Traffic, complicated by a nearby elementary school, has been a continuing serious problem for owners in the Southmont subdivision, located west of the St. Mark’s Church land recently discussed in the newspaper regarding its proposed rezoning. Southmont has one entrance/exit — the Teasley/Pennsylvania Drive intersection. Southmont residents attending DATCU forums on rezoning that land felt DATCU understood the area’s traffic problems and was a good choice for the land in question.

In the rezoning hearings process, Denton P&Z gave notice of hearings only to properties contiguous to or within 200 feet of the land — meaning 28 out of 34 Southmont homes received no mailed notices but only saw a small faded unreadable street sign directing people to the internet for information.

No matter — these “uninformed” 28 owners had no vote or influence on P&Z decisions. Adjacent and nearby property owners who never have to travel the intersection in question could vote — and of those eligible, 7 did, 4 voting “no.”

P&Z “voting” rules that exclude nearby areas most directly affected by changes hardly seem “equitable” and additionally override common sense for protecting citizens most directly affected by proposed changes.

That property owners who do not ever have to travel through the intersection have more “voting” privilege than those that must travel the area daily is unfair.

What the majority of Southmont owners felt was the best choice for development of the land is lost forever, and Denton lost an opportunity to keep DATCU in its home city.

Carol Rowley



Decision already made

David Zoltner’s article (DRC, Nov. 16) about the new $25 million convention center was accurate but a waste of time. The decision about whether the convention center is to be built or not has already been made. The only question currently on the table is how to make it appear as if it is in the best interests of the people who are going to pay for it.

I don’t know of a single case where such a public funded project has ever paid back. Everything is run for the people who are running it and the city leaders want a $25 million convention center.
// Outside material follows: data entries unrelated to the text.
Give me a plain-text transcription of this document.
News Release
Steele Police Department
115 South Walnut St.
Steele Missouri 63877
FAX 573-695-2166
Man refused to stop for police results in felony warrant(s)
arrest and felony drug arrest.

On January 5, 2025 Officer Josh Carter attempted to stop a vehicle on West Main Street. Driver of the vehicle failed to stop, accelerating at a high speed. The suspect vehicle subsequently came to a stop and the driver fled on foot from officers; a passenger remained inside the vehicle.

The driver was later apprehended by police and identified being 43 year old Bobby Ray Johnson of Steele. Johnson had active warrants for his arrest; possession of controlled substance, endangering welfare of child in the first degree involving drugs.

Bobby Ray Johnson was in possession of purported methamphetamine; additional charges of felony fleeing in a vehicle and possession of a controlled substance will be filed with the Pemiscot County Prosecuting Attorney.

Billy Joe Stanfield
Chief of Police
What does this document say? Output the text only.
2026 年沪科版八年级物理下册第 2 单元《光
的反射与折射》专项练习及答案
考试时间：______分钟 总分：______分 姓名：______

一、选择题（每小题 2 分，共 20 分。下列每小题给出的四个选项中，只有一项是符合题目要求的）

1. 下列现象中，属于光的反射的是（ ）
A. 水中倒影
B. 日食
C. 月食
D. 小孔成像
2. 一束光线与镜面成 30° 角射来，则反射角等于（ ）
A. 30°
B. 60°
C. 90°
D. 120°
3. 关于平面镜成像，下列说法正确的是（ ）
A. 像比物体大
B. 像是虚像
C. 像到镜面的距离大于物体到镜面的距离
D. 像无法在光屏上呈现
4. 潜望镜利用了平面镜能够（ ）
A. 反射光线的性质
What would you do if you were given the opportunity to spend $25 million of somebody else’s money and be wined and dined by those you are going to give it to? Would you not want to pore over drawings and have the people who you are going to give the $25 million to you say “Yes, sir,” and “Good idea, we’ll certainly take that under consideration.” Or, would you rather go back to the same old hum-drum city meetings when all you have to do is to get 51 percent of the voting population to vote yes?

The convention center is a “done deal.” The only remaining issue is in how to sell it to the people who will pay for it, i.e., you and me.